I’m trying to use InfluxDB to store data from several sensors (~5-10) sampled at around 200Hz on a Raspberry Pi.
I get the feeling that storing 1 data point per sample would be overkill, and for instance it would make more sense to store 1 second worth of data, timestamped with just the first sample’s timestamp.
I was wondering if there was some best practice to store data in (variable-length) chunks instead.
I found the following post for storing periodic images, which is somewhat similar to what I’m trying to achieve, except that I woud have to encode/decode this data somehow (e.g. base64, hex, etc…), whereas I’d like to have some way of getting some homogeneous view instead.

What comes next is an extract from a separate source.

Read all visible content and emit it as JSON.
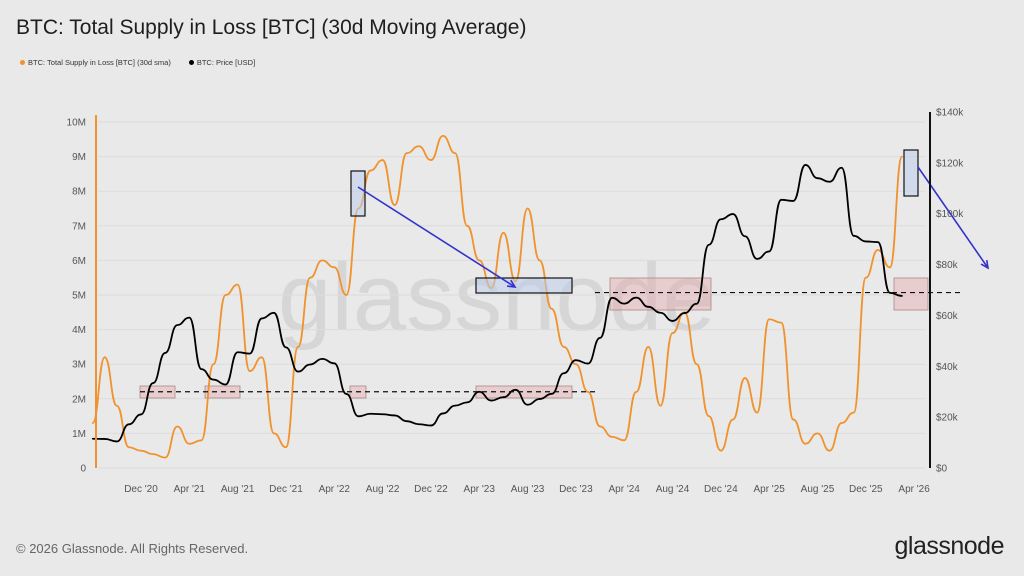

Any thoughts? Is there some way to coalesce adjacent data points, so that they don’t get individually timestamped and are therefore stored together?
Thank you!
Each measurement in InfluxDB is a timestamp combines with a set of tags and a set of fields. Tags are anything that you might want to “group by”—types of sensors, location, etc. Fields are the values of the measurement you want to store. You can store multiple values in a single measurement using fields. For example, if you have three sensors, s1, s2, and s3, you could have a field for each one. This is what line protocol for a single measurement with a tag “location” of value “north” and three values:
pisensors,location="north" s1=0,s2=2,s3=4
Since I didn’t include a time value, the measurement would be automatically timestamped by the database.
Encoding multiple sensor values into a single field is not how InfluxDB is intended to operate. As you say, you’d need to encode/decode the data somehow and you’d lose much of the functionality of the database.